C’est là qu’interviennent les cadres normatifs et réglementaires : leur objectif est de créer plus d’homogénéité dans les informations partagées par les entreprises, et d’établir des règles du jeu équitables pour tous.
Ces cadres visent aussi à améliorer la qualité du reporting, pour faciliter, à terme, le pilotage de la transformation durable des entreprises. Car tant que les normes de reporting ESG ne seront pas de qualité équivalente à celle des normes de reporting financier, les enjeux de durabilité resteront secondaires.
Normes, standards, frameworks, réglementations… de quoi parle-t-on exactement ?

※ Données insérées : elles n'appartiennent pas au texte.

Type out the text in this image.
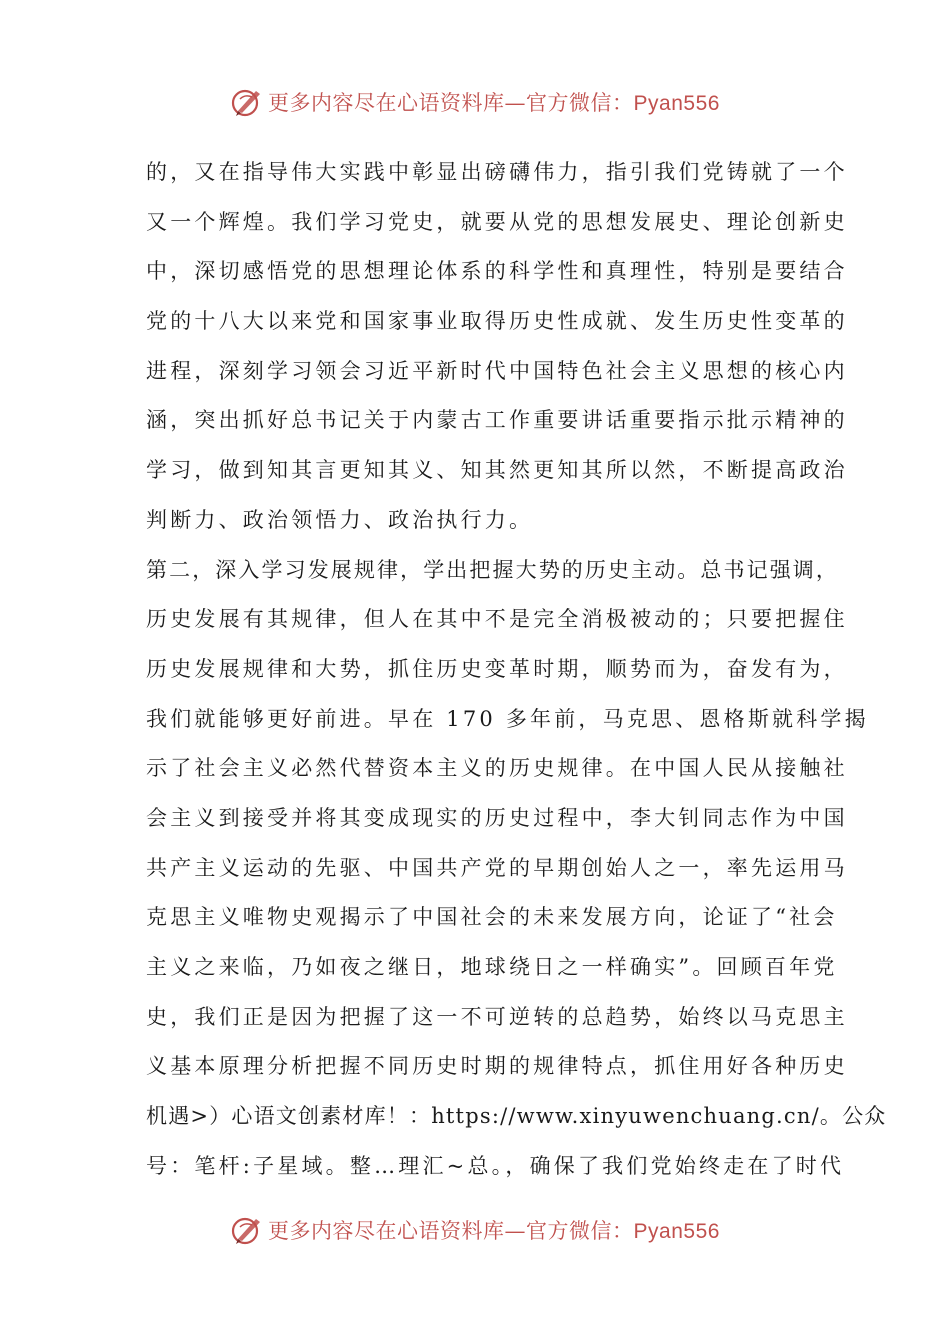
更多内容尽在心语资料库—官方微信：Pyan556
的，又在指导伟大实践中彰显出磅礴伟力，指引我们党铸就了一个
又一个辉煌。我们学习党史，就要从党的思想发展史、理论创新史
中，深切感悟党的思想理论体系的科学性和真理性，特别是要结合
党的十八大以来党和国家事业取得历史性成就、发生历史性变革的
进程，深刻学习领会习近平新时代中国特色社会主义思想的核心内
涵，突出抓好总书记关于内蒙古工作重要讲话重要指示批示精神的
学习，做到知其言更知其义、知其然更知其所以然，不断提高政治
判断力、政治领悟力、政治执行力。
第二，深入学习发展规律，学出把握大势的历史主动。总书记强调，
历史发展有其规律，但人在其中不是完全消极被动的；只要把握住
历史发展规律和大势，抓住历史变革时期，顺势而为，奋发有为，
我们就能够更好前进。早在 170 多年前，马克思、恩格斯就科学揭
示了社会主义必然代替资本主义的历史规律。在中国人民从接触社
会主义到接受并将其变成现实的历史过程中，李大钊同志作为中国
共产主义运动的先驱、中国共产党的早期创始人之一，率先运用马
克思主义唯物史观揭示了中国社会的未来发展方向，论证了“社会
主义之来临，乃如夜之继日，地球绕日之一样确实”。回顾百年党
史，我们正是因为把握了这一不可逆转的总趋势，始终以马克思主
义基本原理分析把握不同历史时期的规律特点，抓住用好各种历史
机遇>）心语文创素材库！：https://www.xinyuwenchuang.cn/。公众
号：笔杆:子星域。整…理汇~总。，确保了我们党始终走在了时代
更多内容尽在心语资料库—官方微信：Pyan556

Lorsqu'on explore les différents cadres du reporting ESG, on se heurte à un foisonnement de termes tels que "normes", "standards", "frameworks" ou encore "directives". Et il peut être difficile de s’y retrouver.
Il faut bien comprendre que ces termes recouvrent deux niveaux bien distincts :
- Le cadre normatif : il s’agit des normes, standards, ou frameworks, qui correspondent à des référentiels. Ce sont donc des outils méthodologiques qui fixent la structure du reporting, les indicateurs spécifiques à inclure ou encore les modes de calcul associés. Mais il ne s’agit pas d’obligations en tant que telles.

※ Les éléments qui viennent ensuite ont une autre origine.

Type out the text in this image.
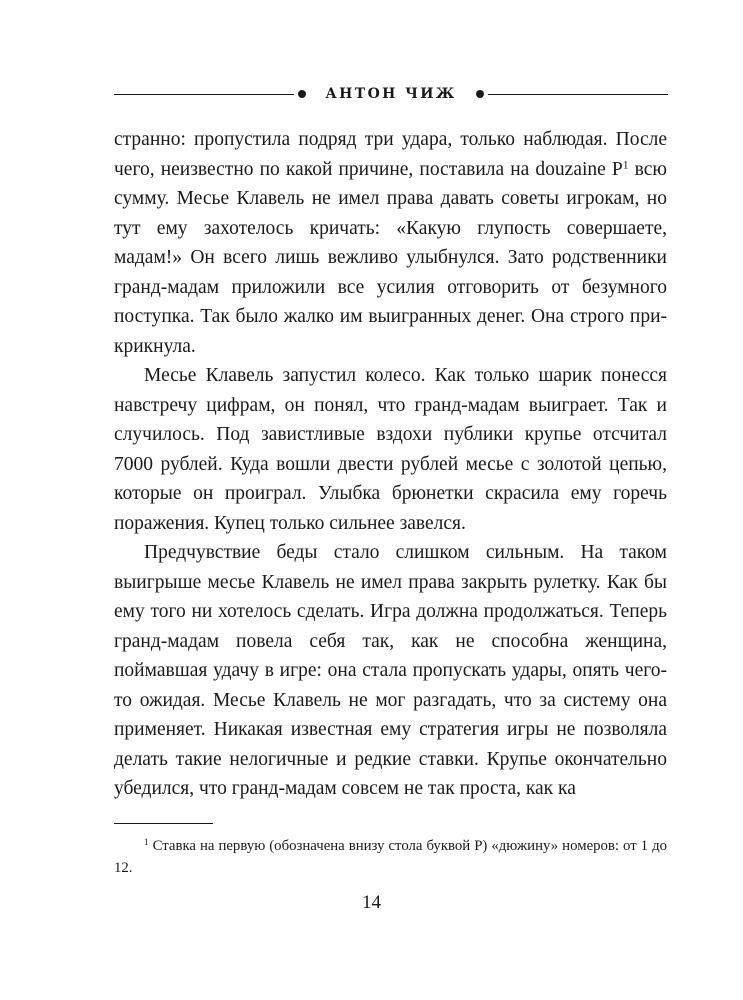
АНТОН ЧИЖ

странно: пропустила подряд три удара, только наблюдая. После чего, неизвестно по какой причине, поставила на douzaine $P^1$ всю сумму. Месье Клавель не имел права давать советы игрокам, но тут ему захотелось кричать: «Какую глупость совершаете, мадам!» Он всего лишь вежливо улыбнулся. Зато родственники гранд-мадам приложили все усилия отговорить от безумного поступка. Так было жалко им выигранных денег. Она строго прикрикнула.

Месье Клавель запустил колесо. Как только шарик понесся навстречу цифрам, он понял, что гранд-мадам выиграет. Так и случилось. Под завистливые вздохи публики крупье отсчитал 7000 рублей. Куда вошли двести рублей месье с золотой цепью, которые он проиграл. Улыбка брюнетки скрасила ему горечь поражения. Купец только сильнее завелся.

Предчувствие беды стало слишком сильным. На таком выигрыше месье Клавель не имел права закрыть рулетку. Как бы ему того ни хотелось сделать. Игра должна продолжаться. Теперь гранд-мадам повела себя так, как не способна женщина, поймавшая удачу в игре: она стала пропускать удары, опять чего-то ожидая. Месье Клавель не мог разгадать, что за систему она применяет. Никакая известная ему стратегия игры не позволяла делать такие нелогичные и редкие ставки. Крупье окончательно убедился, что гранд-мадам совсем не так проста, как ка

$^1$ Ставка на первую (обозначена внизу стола буквой Р) «дюжину» номеров: от 1 до 12.

14
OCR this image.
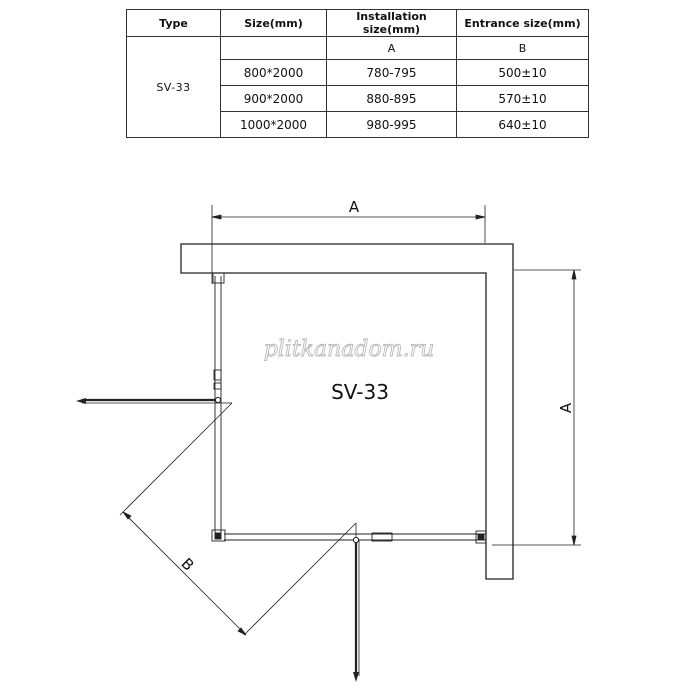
Type	Size(mm)	Installation size(mm)	Entrance size(mm)
SV-33		A	B
	800*2000	780-795	500±10
	900*2000	880-895	570±10
	1000*2000	980-995	640±10
A
A
B
SV-33
plitkanadom.ru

- Le cadre réglementaire : il s’agit des obligations légales des entreprises en matière de divulgation d'informations ESG. Ce cadre, qui varie d’un pays à l’autre ou d’une région à l’autre, s'appuie souvent sur un cadre normatif dans la mesure où ils imposent parfois l’utilisation de normes ou standards spécifiques, en précisant comment ils doivent être appliqués.

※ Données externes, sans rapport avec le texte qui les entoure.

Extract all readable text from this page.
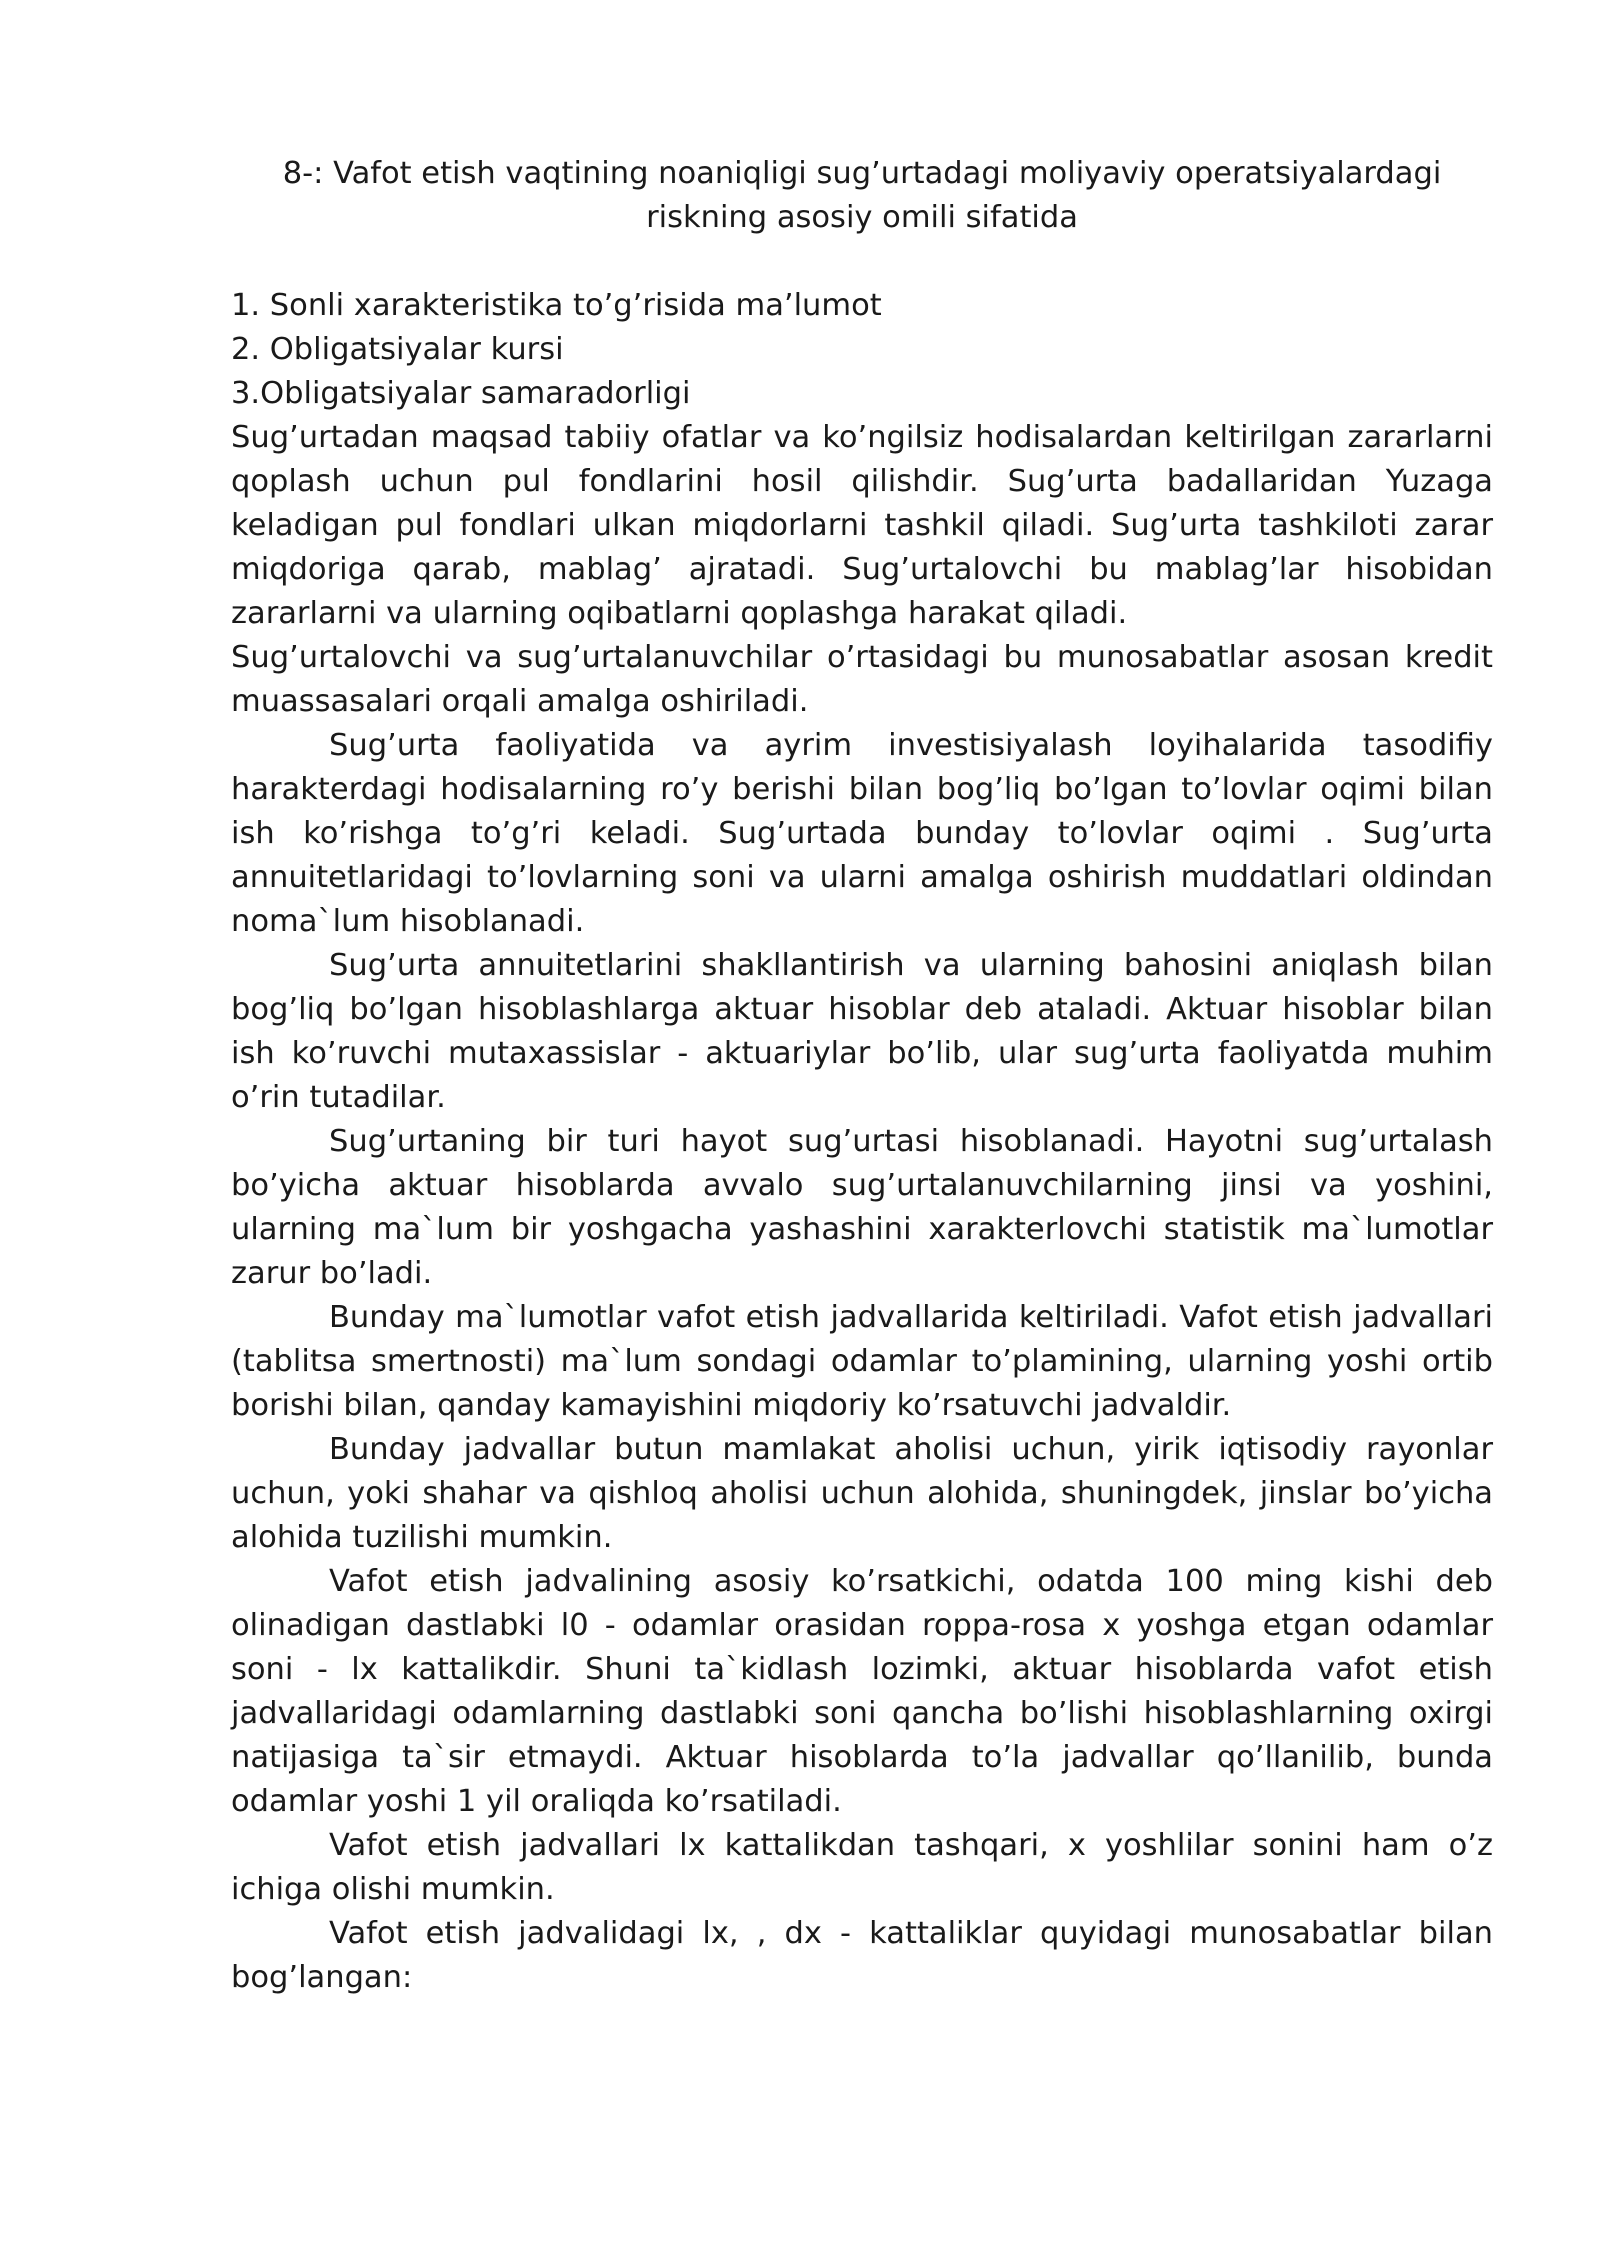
8-: Vafot etish vaqtining noaniqligi sug’urtadagi moliyaviy operatsiyalardagi
riskning asosiy omili sifatida

1. Sonli xarakteristika to’g’risida ma’lumot

2. Obligatsiyalar kursi

3.Obligatsiyalar samaradorligi

Sug’urtadan maqsad tabiiy ofatlar va ko’ngilsiz hodisalardan keltirilgan zararlarni qoplash uchun pul fondlarini hosil qilishdir. Sug’urta badallaridan Yuzaga keladigan pul fondlari ulkan miqdorlarni tashkil qiladi. Sug’urta tashkiloti zarar miqdoriga qarab, mablag’ ajratadi. Sug’urtalovchi bu mablag’lar hisobidan zararlarni va ularning oqibatlarni qoplashga harakat qiladi.

Sug’urtalovchi va sug’urtalanuvchilar o’rtasidagi bu munosabatlar asosan kredit muassasalari orqali amalga oshiriladi.

Sug’urta faoliyatida va ayrim investisiyalash loyihalarida tasodifiy harakterdagi hodisalarning ro’y berishi bilan bog’liq bo’lgan to’lovlar oqimi bilan ish ko’rishga to’g’ri keladi. Sug’urtada bunday to’lovlar oqimi . Sug’urta annuitetlaridagi to’lovlarning soni va ularni amalga oshirish muddatlari oldindan noma`lum hisoblanadi.

Sug’urta annuitetlarini shakllantirish va ularning bahosini aniqlash bilan bog’liq bo’lgan hisoblashlarga aktuar hisoblar deb ataladi. Aktuar hisoblar bilan ish ko’ruvchi mutaxassislar - aktuariylar bo’lib, ular sug’urta faoliyatda muhim o’rin tutadilar.

Sug’urtaning bir turi hayot sug’urtasi hisoblanadi. Hayotni sug’urtalash bo’yicha aktuar hisoblarda avvalo sug’urtalanuvchilarning jinsi va yoshini, ularning ma`lum bir yoshgacha yashashini xarakterlovchi statistik ma`lumotlar zarur bo’ladi.

Bunday ma`lumotlar vafot etish jadvallarida keltiriladi. Vafot etish jadvallari (tablitsa smertnosti) ma`lum sondagi odamlar to’plamining, ularning yoshi ortib borishi bilan, qanday kamayishini miqdoriy ko’rsatuvchi jadvaldir.

Bunday jadvallar butun mamlakat aholisi uchun, yirik iqtisodiy rayonlar uchun, yoki shahar va qishloq aholisi uchun alohida, shuningdek, jinslar bo’yicha alohida tuzilishi mumkin.

Vafot etish jadvalining asosiy ko’rsatkichi, odatda 100 ming kishi deb olinadigan dastlabki l0 - odamlar orasidan roppa-rosa x yoshga etgan odamlar soni - lx kattalikdir. Shuni ta`kidlash lozimki, aktuar hisoblarda vafot etish jadvallaridagi odamlarning dastlabki soni qancha bo’lishi hisoblashlarning oxirgi natijasiga ta`sir etmaydi. Aktuar hisoblarda to’la jadvallar qo’llanilib, bunda odamlar yoshi 1 yil oraliqda ko’rsatiladi.

Vafot etish jadvallari lx kattalikdan tashqari, x yoshlilar sonini ham o’z ichiga olishi mumkin.

Vafot etish jadvalidagi lx, , dx - kattaliklar quyidagi munosabatlar bilan bog’langan:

Pour résumer : les normes et standards ne sont que prescriptifs, à moins qu’une réglementation ne les rendent obligatoires.
Les normes ou standards de reporting ESG
Comme on l’a vu, les normes ou standards du reporting ESG sont des référentiels, généralement conçus par des organismes internationaux indépendants, et qui sont mis à disposition des entreprises pour les aider à structurer leur approche.
Il en existe une multitude ! Au point que, pendant longtemps, le paysage global du reporting ESG était peu lisible. Mais aujourd’hui, 3 normes émergent comme les modèles de référence.
Les 3 normes de référence au niveau mondial
- Les normes GRI
La Global Reporting Initiative (GRI) est une organisation internationale indépendante, qui a été particulièrement pionnière dans le développement de normes de reporting de durabilité au niveau mondial, puisqu’elle a été fondée dès la fin des années 1990.
La GRI a commencé par publier des lignes directrices en matière de reporting ESG à partir des années 2000 (G1, puis G2, G3, et enfin G4), puis elle a établi la première norme mondiale de reporting ESG en 2016.
Les normes GRI sont aujourd’hui structurées de manière modulaire, avec 3 niveaux d’information :
- Les normes universelles, qui s'appliquent à toute organisation et couvrent les principes fondamentaux du reporting, la gestion de l'organisation et la divulgation des impacts matériels.
- Les normes thématiques, qui se concentrent sur des impacts spécifiques liés à l'environnement, aux pratiques sociales et à la gouvernance.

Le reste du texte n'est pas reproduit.